Richard Towa

Personal information
- Date of birth: 16 November 1969 (age 56)
- Place of birth: Douala, Cameroon

Senior career*
- Years: Team / Apps / (Gls)
- 1984–1986: Unité de Douala
- 1986–1988: Colombe de Sangmelima
- 1988–1991: Panthère de Bangangté
- 1991–1992: Fortuna Köln
- 1992–1994: Fortuna Düsseldorf

International career
- Cameroon / 13 / (0)

Managerial career
- 2002–2004: Fortuna Düsseldorf (youth)
- 2004–2008: Alemannia Aachen II
- 2008: KFC Uerdingen 05
- 2008–2010: KFC Uerdingen 05 (youth)
- 2010: Sportfreunde Siegen (assistant coach)
- 2010–2012: Cameroon U17
- 2012–2015: Les Astres FC (Director of Sport)
- 2015–2018: Cameroon U23
- 2018: Dragon Club
- 2018–2019: Feutcheu
- 2019–2021: Union Douala
- 2022: Gokulam Kerala
- 2023–: Colombe Sportive du Dja

= Richard Towa =

Cameroonian footballer

Richard Towa (born 16 November 1969) is a Cameroonian professional manager and former footballer. He currently manages Elite One club Colombe Sportive du Dja.

==Playing career==
He played 13 matches for the Cameroon and helped them qualify for the 1990 FIFA World Cup, but did not participate due to an injury.

==Managerial career==
In January 2018, he signed a contract to become manager of Dragon Club. He left in September 2018 to become new manager of Feutcheu FC. In April 2019, he resigned as manager of Feutcheu FC. On 5 December 2019, he was named new manager of Union Douala.

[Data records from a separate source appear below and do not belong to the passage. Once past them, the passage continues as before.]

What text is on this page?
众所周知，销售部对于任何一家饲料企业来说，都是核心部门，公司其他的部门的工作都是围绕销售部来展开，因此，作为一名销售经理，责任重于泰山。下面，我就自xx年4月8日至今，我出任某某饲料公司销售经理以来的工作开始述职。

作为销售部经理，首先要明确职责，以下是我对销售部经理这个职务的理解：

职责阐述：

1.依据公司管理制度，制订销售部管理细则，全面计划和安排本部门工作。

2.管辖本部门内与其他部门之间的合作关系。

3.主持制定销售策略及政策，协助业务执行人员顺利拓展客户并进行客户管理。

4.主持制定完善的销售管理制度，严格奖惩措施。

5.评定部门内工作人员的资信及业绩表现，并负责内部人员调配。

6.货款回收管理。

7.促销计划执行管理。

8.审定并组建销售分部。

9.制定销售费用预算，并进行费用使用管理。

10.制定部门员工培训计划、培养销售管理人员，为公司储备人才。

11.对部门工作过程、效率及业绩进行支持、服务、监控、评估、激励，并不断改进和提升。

On 5 July 2022, Indian I-League defending champion Gokulam Kerala officially announced that they roped in Towa as their new head coach. He left by mutual consent on 26 December 2022 with the club in 4th place.

In November 2023, Towa became the manager of Elite One club Colombe Sportive du Dja.